At that she couldn’t restrain her laughter anymore, and she straightened up and lounged against the door. “You’re quick enough to claim the privileges of royalty when you want something! You
order
me!”
 
 
He gave her his familiar boyish grin. Two years of being royal consort to Queen Amalie had changed Cammon in indefinable ways, but unless he worked very, very hard at it, he still looked like a vagabond two days off a tramp ship in some backwater harbor town. Unless his valet had styled it just ten minutes previously, his nondescript brown hair still made a rather shaggy halo around his head, and his clothes tended to magically wrinkle within an hour of being donned. His eyes had an old and hard-won wisdom to them—but they always had, Senneth reflected. Cammon had probably been born knowing things none of the rest of them would ever learn.
 
 
“Yes, I order you to treat me casually. Now sit down and tell me anything interesting that’s happened.”
 
 
She draped herself across one of the chairs set against the wall and he collapsed in another one nearby. “You
know
everything interesting that’s happened,” she said. “You know it before I do. There’s no point in having a conversation with you.”
 
 
He gave her a reproving look. “I know what’s happening with all of
you
,” he said. “But I can’t keep track of
everybody
.”
 
 
“Well, let’s see. I heard from my brother Kiernan, and all’s well in Brassenthwaite.
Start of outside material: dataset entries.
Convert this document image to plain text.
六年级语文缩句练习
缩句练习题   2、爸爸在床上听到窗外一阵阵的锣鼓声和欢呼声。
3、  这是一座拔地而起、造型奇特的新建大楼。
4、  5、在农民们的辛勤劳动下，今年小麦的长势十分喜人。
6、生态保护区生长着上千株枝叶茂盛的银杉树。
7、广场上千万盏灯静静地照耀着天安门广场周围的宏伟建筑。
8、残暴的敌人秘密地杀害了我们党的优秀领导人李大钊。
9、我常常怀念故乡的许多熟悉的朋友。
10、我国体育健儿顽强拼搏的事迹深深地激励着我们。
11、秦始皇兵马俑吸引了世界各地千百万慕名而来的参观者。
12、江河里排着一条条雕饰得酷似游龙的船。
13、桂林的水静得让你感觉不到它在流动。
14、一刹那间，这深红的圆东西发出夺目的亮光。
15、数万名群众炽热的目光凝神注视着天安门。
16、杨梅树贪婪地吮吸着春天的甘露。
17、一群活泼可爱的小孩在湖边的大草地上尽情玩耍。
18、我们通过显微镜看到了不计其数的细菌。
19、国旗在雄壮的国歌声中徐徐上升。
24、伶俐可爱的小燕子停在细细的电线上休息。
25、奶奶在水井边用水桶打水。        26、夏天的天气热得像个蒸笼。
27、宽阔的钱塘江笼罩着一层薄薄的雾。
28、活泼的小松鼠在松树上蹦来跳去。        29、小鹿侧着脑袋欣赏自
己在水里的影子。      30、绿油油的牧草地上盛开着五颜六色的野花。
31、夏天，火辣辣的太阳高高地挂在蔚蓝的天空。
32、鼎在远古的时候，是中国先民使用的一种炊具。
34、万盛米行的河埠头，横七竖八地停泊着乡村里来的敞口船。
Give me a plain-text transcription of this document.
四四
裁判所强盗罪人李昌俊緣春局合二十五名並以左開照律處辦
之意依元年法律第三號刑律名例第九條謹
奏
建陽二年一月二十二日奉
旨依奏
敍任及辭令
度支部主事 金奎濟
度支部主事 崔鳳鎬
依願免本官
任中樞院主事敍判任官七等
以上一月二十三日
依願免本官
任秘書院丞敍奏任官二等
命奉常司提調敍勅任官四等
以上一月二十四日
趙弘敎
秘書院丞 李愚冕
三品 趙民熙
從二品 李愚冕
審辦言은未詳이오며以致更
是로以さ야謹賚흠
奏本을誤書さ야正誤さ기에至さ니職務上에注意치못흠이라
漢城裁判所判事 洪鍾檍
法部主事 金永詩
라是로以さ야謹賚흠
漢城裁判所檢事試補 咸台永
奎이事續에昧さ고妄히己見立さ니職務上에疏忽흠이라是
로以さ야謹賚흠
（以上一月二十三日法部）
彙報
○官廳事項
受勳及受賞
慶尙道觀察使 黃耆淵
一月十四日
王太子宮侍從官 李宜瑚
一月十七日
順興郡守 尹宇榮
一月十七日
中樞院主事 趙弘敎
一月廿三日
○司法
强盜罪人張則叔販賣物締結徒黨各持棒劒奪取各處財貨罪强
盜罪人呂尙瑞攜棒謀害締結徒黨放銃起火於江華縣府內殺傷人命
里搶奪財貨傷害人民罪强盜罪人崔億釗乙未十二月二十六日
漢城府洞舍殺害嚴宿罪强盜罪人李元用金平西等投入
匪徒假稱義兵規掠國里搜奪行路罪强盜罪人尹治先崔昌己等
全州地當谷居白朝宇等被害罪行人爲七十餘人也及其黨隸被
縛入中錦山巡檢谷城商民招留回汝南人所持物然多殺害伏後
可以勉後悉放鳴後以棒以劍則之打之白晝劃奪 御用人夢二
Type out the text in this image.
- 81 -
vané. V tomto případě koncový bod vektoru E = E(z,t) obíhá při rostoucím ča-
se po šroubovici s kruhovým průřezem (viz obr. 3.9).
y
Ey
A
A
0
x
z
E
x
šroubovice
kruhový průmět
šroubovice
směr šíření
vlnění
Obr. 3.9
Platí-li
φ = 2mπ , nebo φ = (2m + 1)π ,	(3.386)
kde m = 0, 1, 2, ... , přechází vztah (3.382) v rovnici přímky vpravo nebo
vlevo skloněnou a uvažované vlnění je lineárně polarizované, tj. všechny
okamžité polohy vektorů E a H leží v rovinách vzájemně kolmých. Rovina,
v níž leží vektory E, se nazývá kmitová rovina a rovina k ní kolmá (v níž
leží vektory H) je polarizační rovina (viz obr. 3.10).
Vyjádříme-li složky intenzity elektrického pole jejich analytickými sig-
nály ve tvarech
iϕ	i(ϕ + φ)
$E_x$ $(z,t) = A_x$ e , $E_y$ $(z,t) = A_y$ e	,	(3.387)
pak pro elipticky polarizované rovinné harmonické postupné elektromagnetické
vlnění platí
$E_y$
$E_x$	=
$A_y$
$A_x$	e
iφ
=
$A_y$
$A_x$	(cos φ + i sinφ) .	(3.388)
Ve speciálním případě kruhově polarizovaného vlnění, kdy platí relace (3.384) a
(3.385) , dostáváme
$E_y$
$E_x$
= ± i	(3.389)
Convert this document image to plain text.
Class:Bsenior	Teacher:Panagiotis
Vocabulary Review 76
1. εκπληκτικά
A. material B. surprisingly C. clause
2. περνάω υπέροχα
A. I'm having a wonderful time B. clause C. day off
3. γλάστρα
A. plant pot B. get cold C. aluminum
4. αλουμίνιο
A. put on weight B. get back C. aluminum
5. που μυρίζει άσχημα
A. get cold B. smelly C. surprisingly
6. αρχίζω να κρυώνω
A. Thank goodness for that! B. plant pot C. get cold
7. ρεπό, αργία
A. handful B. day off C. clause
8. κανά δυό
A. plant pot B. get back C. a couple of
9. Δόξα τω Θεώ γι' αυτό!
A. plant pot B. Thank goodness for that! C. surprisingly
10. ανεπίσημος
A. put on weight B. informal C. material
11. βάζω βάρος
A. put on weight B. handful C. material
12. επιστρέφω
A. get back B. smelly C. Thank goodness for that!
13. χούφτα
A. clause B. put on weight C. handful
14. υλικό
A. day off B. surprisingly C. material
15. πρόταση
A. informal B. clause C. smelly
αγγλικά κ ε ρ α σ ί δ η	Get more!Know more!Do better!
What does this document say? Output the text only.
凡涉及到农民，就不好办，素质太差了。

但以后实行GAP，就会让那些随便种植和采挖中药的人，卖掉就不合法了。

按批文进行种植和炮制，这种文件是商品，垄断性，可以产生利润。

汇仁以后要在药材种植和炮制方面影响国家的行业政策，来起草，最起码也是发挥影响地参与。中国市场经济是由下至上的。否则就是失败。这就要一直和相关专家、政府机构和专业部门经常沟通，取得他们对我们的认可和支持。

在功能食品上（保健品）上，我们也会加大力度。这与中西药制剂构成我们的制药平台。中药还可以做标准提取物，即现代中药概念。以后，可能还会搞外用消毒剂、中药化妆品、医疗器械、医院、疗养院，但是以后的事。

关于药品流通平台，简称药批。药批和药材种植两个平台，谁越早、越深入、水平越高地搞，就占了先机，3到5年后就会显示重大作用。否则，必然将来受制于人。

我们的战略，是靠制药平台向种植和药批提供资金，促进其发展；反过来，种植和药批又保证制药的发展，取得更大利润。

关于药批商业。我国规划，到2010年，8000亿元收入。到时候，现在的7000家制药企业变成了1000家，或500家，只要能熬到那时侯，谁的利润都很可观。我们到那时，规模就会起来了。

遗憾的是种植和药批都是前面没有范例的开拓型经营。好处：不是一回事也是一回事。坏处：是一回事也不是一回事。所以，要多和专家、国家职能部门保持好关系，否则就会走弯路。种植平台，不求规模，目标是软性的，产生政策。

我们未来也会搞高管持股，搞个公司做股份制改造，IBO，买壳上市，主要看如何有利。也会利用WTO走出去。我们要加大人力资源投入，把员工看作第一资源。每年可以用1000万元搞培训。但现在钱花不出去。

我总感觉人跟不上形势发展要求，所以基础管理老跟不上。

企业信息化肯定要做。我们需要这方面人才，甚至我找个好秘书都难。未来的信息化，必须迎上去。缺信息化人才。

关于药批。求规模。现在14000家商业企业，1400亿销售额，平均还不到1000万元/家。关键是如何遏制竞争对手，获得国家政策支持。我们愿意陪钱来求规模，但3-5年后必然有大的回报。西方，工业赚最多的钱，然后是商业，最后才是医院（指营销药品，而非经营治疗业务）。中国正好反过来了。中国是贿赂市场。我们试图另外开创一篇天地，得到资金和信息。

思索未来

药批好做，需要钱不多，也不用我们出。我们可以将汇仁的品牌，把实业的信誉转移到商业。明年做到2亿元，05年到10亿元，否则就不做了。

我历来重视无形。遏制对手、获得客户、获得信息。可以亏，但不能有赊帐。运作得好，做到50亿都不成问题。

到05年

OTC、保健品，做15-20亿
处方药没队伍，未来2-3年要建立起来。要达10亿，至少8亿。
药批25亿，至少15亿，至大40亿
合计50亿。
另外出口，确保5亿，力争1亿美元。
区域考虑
My brother Will wrote from Danalustrous—I assume you know he and Casserah are expecting a baby?”
 
 
He nodded. “Kirra told me. Well—” He shrugged and then he laughed.
 
 
“Well, Kirra was excited to learn she’d be an aunt, and you could feel that even though she’s two hundred miles away, and so you knew it,” Senneth filled in. “See? I don’t have to tell you anything.”
 
 
He tried to assume an inquiring look. “Are the Riders back? Kelti and the others?”
 
 
“You know they are! You met with them yesterday!”
 
 
“Amalie met with them. I didn’t see them. What was their news?”
 
 
Senneth eyed him, leaned back in her chair, and didn’t answer.
 
 
He failed to keep a smile from his face. “All right, I wanted to talk to you because of the information the Riders brought back from the southern Houses.”
 
 
She sat up a little straighter. “At last. My king is honest with me.”
 
 
“I’m
not
the king!”
 
 
She waved a hand, grinning. “You’re too easy. What about their report intrigued you?”
 
 
“Did you talk to them?”
 
 
“Tayse did. He said they reported all was mostly well from Gisseltess to Fortunalt, except that there still seemed to be a high number of outlaws. Travelers complain that it’s not safe to journey in small parties on minor roads. His guess was that a lot of these bandits are soldiers from the war who’ve fallen on hard times.”
 
 
“That was Amalie’s opinion, too.”
 
 
She tilted her head to one side. “And so? What? You want to expand the amnesty programs?”
 
 
Cammon frowned and tapped his fingers against his thigh. “I wonder if there’s more to it than that,” he said. “More reasons for unrest in the southern Houses.”
 
 
Now he really had her attention. “You think there’s instability? Like there was two years ago? Mutiny?”
 
 
His face creased; he appeared to be having trouble articulating vague impressions. “I’m not sure. I don’t have a sense that anyone is plotting against the throne, but—I keep thinking it would be worthwhile to make a visit. Get a closer look.”
 
 
“I thought that’s what you just sent the Riders to do.”
 
 
“I wouldn’t want to just send Riders this time.”